Plaintiff complains that he had shipped to him from Savannah, Ga., on 3 December, 1891, three horses, from Younglove Goodman, on the defendant's line of railroad; that the defendant, the Richmond and Danville Railroad Company, carelessly and willfully permitted the said stock to remain in an open stock car, exposed to the rain and wind and cold from Sunday evening till late in the morning of Monday, without notice to the plaintiff or his agent, and that by reason of such exposure and neglect one of the plaintiff's horses took sick and died, and that the plaintiff and consignor paid the freight on said *Page 693 stock, amounting to $34.25, to defendant's agent at Waynesville; also the feed of the stock while in transit. It was defendant's contract to deliver said stock in good condition; and by reason of defendant failing to comply with the contract, and on account of the neglect and by failing to properly care for and shelter said stock, the plaintiff has been greatly damaged, to-wit, $190.

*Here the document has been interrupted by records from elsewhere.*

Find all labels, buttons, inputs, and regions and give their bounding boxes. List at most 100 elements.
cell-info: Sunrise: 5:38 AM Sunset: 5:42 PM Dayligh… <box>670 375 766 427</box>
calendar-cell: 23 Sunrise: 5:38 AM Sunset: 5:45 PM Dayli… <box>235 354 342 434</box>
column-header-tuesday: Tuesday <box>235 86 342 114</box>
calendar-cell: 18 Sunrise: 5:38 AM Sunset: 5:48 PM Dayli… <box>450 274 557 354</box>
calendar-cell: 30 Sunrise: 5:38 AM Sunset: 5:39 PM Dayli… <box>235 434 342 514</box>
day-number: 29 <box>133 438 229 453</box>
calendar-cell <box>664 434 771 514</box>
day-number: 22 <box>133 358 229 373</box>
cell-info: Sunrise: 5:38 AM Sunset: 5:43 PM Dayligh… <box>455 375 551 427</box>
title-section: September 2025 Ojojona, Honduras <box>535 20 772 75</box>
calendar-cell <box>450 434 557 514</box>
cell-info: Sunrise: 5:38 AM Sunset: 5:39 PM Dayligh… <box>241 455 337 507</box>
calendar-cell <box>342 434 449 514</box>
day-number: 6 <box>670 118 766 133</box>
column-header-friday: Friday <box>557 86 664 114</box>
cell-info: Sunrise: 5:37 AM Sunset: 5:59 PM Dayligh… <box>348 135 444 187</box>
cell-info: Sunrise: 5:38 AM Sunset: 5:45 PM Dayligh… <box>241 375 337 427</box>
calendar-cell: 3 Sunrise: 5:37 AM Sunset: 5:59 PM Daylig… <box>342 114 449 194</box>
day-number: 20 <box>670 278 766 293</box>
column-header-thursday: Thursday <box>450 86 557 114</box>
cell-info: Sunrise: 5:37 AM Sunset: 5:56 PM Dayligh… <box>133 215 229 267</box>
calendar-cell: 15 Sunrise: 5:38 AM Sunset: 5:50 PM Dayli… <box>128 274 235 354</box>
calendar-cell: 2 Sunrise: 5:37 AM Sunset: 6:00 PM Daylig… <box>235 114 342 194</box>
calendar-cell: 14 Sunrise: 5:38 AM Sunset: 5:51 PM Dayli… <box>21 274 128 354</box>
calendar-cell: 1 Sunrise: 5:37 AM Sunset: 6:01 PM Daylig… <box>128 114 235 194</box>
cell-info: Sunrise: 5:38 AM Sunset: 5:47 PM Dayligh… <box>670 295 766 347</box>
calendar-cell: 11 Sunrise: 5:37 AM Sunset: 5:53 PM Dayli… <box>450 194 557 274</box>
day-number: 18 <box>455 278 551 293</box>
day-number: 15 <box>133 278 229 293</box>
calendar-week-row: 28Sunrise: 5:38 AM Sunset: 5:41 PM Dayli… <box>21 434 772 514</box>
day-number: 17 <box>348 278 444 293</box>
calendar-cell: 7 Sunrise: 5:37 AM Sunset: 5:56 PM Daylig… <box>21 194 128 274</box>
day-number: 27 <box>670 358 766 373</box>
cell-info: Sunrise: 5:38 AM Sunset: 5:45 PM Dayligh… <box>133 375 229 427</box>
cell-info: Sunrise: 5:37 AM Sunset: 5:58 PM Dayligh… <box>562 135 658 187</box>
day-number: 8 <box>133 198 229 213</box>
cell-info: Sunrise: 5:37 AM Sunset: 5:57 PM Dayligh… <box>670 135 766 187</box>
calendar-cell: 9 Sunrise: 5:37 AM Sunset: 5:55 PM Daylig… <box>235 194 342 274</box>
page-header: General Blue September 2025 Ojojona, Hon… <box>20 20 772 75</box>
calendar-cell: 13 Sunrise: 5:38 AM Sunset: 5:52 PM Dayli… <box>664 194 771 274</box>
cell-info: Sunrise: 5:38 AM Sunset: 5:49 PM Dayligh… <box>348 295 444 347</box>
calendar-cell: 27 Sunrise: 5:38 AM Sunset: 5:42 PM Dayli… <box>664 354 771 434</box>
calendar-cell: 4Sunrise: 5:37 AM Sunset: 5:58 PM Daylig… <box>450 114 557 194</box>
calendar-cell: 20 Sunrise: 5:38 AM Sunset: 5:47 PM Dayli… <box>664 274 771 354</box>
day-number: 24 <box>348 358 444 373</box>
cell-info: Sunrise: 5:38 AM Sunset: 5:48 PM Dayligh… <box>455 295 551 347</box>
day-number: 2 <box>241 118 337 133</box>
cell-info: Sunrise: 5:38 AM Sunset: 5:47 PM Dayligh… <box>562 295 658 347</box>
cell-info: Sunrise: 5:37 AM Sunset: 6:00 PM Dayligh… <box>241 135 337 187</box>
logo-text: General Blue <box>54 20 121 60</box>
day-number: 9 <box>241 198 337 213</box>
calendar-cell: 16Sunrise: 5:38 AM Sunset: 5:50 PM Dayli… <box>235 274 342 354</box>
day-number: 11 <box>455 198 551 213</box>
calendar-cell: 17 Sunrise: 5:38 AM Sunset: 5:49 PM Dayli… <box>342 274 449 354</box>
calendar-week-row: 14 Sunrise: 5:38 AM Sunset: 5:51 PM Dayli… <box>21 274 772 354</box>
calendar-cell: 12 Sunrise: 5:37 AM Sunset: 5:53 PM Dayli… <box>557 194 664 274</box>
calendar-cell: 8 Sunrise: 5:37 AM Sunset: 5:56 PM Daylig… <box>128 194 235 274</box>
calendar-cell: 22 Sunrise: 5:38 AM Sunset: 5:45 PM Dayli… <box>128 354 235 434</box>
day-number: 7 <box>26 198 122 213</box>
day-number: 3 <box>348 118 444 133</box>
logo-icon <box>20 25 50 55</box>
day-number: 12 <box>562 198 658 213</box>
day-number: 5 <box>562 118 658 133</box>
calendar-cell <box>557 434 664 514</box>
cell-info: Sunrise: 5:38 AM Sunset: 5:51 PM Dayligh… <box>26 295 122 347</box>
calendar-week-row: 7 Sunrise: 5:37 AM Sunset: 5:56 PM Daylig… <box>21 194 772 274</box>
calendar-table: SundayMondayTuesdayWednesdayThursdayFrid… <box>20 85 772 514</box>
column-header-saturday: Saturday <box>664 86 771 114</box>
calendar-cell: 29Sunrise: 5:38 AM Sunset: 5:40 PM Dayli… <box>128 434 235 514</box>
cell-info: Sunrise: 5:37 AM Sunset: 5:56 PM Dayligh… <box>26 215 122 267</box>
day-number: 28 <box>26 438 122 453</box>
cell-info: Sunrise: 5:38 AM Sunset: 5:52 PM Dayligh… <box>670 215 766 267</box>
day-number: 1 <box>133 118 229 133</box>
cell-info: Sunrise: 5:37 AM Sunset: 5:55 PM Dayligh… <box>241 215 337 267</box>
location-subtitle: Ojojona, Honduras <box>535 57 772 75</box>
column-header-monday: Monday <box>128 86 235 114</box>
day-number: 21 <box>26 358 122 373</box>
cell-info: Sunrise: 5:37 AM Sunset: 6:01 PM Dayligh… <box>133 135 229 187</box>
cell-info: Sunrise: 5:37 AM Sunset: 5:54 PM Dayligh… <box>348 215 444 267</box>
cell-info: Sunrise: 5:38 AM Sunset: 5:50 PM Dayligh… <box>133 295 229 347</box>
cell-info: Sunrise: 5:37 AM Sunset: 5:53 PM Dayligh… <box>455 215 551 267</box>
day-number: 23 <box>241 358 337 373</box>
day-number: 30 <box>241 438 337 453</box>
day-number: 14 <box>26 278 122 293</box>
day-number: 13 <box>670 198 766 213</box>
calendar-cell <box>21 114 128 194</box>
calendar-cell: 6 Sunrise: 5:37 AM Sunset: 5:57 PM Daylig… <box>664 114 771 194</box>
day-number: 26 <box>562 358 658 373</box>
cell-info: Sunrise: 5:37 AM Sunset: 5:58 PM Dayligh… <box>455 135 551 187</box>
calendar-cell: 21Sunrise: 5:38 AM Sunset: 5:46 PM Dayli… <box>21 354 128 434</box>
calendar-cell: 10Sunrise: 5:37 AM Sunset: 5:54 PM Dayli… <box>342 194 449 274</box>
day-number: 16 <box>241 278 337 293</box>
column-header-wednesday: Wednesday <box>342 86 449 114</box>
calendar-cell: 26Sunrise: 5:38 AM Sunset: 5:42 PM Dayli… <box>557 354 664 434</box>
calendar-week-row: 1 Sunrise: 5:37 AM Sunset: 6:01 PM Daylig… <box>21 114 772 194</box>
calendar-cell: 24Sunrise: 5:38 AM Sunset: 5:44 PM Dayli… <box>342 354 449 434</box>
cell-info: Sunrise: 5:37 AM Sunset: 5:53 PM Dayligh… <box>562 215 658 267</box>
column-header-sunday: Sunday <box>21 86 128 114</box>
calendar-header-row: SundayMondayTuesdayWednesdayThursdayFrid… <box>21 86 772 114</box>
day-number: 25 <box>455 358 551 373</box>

The defendant demurred to the jurisdiction of this court, and (1097) said that if the stock described in this action were damaged, which defendant denied, it is in the nature of a tort and did not arise under contract. His Honor, being of opinion with the defendants, sustained the demurrer and gave judgment dismissing plaintiff's action, to which judgment plaintiff excepted and appealed. The cause of action could be sustained either for damages for breach of the contract of safe delivery or in tort for negligence. The plaintiff, having brought the action before a justice of the peace "for $190, due by contract," evidently elected to sue ex contractu. When the action can be fairly treated as based either on contract or in tort, the courts, in favor of jurisdiction, will sustain the election made by the plaintiff. Brittainv. Payne, ante, 989; Bowers v. R. R., 107 N.C. 721; Stokes v. Taylor,104 N.C. 394.

The judgment dismissing the action is

Reversed.

Cited: Sams v. Price, 119 N.C. 574; Parker v. Express Co., 132 N.C. 130;White v. Eley, 145 N.C. 36; Mitchem v. Pasour, 173 N.C. 488.